# White Lotus Kenpo/Kajukenpo Pai Lum self defense videos on Youtube!



## KENPOJOE (Mar 23, 2009)

Hi Folks!
Recently, I placed the first 2 of a series of videos on Bok Leen Pai/Bai ling Pai [White Lotus Family]Kenpo system of Daniel Pai. These techniques were taught to me through GM Bill Gregory of the Kajukenpo Pailum lineage as well as his students and other sources. I wanted to place these videos to show yet another kenpo system and to address certain aspects regarding the art and its techniques.
Simply go to youtube and punch in "kenpojoe1" for my channel of any of the above mentioned arts.
BEGOOD,
KENPOJOE


----------



## youngboot (Jul 10, 2009)

wow thanks Kenpojoe I myself study Kajukenpo.

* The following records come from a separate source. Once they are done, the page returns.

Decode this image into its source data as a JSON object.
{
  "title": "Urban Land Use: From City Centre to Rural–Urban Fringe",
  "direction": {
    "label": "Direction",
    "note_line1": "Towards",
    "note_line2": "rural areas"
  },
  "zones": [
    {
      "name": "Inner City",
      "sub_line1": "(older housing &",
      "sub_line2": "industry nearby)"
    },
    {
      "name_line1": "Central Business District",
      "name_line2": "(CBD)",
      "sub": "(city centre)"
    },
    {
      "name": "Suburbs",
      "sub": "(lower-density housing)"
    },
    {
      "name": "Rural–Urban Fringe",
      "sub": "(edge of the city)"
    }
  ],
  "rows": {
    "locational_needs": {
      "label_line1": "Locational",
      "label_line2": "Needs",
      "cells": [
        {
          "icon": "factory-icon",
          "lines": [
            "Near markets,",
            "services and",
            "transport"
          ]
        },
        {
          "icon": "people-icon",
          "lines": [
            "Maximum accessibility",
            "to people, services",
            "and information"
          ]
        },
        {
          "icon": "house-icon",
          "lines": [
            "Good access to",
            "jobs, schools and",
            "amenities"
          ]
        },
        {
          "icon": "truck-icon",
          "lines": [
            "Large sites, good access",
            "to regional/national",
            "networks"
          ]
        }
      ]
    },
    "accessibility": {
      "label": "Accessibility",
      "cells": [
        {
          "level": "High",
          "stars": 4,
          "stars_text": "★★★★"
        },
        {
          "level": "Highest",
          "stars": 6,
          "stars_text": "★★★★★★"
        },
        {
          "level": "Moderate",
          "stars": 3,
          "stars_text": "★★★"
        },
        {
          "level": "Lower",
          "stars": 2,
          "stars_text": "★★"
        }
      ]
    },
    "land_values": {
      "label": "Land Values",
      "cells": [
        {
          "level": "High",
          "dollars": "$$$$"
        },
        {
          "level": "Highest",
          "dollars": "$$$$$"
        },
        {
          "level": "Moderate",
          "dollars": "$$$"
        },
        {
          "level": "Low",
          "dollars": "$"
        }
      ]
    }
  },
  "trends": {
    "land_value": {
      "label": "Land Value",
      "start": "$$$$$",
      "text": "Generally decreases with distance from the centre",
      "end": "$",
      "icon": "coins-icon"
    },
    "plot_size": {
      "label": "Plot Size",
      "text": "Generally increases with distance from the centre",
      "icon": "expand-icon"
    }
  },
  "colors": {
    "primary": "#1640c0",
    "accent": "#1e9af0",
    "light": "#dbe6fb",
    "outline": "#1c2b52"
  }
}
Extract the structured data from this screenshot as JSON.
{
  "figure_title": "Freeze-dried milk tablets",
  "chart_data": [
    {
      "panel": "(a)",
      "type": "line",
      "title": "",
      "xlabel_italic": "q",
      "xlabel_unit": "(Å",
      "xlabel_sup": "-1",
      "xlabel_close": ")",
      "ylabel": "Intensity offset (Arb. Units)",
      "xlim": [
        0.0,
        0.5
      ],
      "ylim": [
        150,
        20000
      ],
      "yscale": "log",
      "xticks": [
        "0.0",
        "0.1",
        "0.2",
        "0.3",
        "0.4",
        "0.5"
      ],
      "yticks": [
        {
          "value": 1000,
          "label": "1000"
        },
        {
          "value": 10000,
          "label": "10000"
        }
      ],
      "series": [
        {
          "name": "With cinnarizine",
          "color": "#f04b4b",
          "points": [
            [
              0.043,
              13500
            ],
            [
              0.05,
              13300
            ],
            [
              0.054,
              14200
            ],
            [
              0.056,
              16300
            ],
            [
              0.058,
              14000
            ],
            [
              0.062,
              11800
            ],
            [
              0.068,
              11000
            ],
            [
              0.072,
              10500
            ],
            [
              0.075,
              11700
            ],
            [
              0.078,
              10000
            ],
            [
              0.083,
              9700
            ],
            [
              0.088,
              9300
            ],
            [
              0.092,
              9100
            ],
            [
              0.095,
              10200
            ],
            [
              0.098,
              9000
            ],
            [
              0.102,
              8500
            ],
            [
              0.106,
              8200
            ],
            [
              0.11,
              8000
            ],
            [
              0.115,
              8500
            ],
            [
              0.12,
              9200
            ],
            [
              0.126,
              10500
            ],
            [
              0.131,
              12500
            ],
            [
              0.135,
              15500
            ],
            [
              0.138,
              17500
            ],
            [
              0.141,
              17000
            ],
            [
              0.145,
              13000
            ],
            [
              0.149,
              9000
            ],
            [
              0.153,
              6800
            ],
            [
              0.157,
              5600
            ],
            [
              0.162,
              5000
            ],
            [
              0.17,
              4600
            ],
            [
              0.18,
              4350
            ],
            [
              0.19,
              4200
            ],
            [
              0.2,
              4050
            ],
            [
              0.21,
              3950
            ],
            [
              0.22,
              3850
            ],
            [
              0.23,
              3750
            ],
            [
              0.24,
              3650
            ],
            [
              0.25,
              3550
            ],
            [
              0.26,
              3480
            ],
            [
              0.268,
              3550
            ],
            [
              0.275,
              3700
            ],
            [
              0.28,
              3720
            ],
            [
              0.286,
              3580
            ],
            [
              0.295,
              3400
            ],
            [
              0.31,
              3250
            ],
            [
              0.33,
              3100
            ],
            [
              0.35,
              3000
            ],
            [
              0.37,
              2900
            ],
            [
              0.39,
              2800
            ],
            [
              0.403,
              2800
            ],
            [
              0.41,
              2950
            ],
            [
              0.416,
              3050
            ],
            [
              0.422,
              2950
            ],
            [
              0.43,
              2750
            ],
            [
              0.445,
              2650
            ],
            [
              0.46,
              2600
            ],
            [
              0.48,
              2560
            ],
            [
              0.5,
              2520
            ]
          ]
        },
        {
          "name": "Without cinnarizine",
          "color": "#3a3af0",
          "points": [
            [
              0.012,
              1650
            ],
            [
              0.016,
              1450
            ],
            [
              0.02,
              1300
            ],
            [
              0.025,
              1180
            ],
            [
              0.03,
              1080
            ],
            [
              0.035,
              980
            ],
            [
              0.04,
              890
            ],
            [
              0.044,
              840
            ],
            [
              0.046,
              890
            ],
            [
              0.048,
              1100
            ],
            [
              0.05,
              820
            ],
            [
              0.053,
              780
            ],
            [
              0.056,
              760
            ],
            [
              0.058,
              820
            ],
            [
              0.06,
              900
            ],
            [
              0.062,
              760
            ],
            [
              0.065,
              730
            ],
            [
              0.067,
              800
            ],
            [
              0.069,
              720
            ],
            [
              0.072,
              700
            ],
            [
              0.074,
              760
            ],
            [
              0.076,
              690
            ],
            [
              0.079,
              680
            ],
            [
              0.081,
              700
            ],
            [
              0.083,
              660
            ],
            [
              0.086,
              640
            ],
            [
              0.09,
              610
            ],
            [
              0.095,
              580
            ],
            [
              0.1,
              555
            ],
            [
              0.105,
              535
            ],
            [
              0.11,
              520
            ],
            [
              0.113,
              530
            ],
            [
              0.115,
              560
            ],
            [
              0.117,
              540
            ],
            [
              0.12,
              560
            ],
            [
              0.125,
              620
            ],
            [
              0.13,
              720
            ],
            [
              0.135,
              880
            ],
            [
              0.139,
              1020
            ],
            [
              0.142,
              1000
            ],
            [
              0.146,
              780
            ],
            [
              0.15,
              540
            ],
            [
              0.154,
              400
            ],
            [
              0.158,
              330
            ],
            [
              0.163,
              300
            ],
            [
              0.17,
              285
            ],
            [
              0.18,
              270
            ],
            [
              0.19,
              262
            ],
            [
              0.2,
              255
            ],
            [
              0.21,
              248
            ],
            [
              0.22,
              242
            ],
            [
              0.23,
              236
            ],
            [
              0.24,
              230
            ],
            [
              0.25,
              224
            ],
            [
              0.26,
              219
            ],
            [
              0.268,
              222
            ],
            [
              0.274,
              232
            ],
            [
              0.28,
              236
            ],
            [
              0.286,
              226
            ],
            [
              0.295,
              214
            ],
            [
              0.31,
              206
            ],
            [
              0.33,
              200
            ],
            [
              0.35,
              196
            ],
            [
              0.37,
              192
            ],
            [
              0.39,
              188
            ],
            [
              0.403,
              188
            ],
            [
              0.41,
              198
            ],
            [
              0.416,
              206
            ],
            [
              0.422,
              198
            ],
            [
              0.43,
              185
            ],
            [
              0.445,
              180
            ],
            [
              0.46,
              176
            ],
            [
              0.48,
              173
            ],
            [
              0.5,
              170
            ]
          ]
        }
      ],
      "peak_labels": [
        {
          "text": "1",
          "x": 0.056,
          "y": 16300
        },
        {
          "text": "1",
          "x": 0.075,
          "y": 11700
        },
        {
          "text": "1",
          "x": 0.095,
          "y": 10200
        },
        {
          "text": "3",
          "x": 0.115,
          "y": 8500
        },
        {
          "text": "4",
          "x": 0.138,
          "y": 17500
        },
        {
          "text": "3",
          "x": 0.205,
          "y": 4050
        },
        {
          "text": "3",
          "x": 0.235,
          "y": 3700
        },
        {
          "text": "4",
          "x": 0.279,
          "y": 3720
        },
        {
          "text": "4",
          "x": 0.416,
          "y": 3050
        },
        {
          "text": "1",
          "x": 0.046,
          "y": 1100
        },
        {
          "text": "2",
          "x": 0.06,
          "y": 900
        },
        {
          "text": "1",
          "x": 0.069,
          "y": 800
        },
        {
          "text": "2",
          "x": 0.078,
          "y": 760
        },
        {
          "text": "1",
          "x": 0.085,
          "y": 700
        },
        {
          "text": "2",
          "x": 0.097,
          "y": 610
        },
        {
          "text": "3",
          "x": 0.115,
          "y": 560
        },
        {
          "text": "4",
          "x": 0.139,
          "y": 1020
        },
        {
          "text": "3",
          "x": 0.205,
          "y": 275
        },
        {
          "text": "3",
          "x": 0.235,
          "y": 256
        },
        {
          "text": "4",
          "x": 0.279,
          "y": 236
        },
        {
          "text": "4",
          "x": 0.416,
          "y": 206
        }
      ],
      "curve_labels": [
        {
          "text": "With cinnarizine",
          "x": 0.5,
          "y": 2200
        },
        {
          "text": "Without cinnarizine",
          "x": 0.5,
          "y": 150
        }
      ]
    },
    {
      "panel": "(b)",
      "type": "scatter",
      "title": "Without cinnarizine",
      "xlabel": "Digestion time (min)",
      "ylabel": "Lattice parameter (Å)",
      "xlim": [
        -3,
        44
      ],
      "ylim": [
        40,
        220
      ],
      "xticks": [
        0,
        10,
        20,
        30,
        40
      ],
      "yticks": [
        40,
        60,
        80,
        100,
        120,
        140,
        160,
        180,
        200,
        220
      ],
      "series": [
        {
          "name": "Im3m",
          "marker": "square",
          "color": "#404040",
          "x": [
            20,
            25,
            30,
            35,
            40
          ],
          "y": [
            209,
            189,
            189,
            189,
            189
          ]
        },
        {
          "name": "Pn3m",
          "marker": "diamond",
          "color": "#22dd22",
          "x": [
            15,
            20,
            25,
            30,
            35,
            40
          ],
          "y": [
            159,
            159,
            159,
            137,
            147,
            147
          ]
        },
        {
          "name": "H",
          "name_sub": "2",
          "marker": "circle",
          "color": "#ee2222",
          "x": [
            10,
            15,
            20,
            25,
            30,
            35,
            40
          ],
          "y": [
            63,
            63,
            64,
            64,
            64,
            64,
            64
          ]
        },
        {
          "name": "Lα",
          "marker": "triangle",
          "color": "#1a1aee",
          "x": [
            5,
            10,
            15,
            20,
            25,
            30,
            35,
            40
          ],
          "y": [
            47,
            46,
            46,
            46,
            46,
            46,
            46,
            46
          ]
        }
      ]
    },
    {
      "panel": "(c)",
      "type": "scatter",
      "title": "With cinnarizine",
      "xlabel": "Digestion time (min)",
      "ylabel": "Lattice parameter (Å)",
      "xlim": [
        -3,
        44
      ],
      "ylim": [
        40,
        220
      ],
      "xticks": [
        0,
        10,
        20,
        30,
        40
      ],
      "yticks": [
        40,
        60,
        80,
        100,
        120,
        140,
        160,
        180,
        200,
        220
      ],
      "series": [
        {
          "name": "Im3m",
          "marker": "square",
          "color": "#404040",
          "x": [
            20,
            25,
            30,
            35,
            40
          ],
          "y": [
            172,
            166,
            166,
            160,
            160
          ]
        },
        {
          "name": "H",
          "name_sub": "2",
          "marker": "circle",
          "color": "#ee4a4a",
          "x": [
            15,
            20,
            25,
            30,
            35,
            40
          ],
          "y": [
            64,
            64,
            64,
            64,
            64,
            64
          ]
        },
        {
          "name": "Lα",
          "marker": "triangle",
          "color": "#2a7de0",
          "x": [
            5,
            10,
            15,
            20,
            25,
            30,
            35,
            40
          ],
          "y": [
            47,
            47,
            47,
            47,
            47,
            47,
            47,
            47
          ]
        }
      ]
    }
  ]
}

Not alot of info out there about the style. I hope  one day to share Kajukenpo to the world. Thanks for the videos.


----------



## Milt G. (Jul 12, 2009)

Hello, Mr. Rebelo.
Looking forward to seeing this.  Thanks for the "heads up".
Nice to meet you at the GOE/HOF event in Chicago last month.
Please keep up the great work!
Milt G.


----------



## Kirk (Jul 12, 2009)

Thanks Mr. Rebelo....I've always enjoyed all of your videos


----------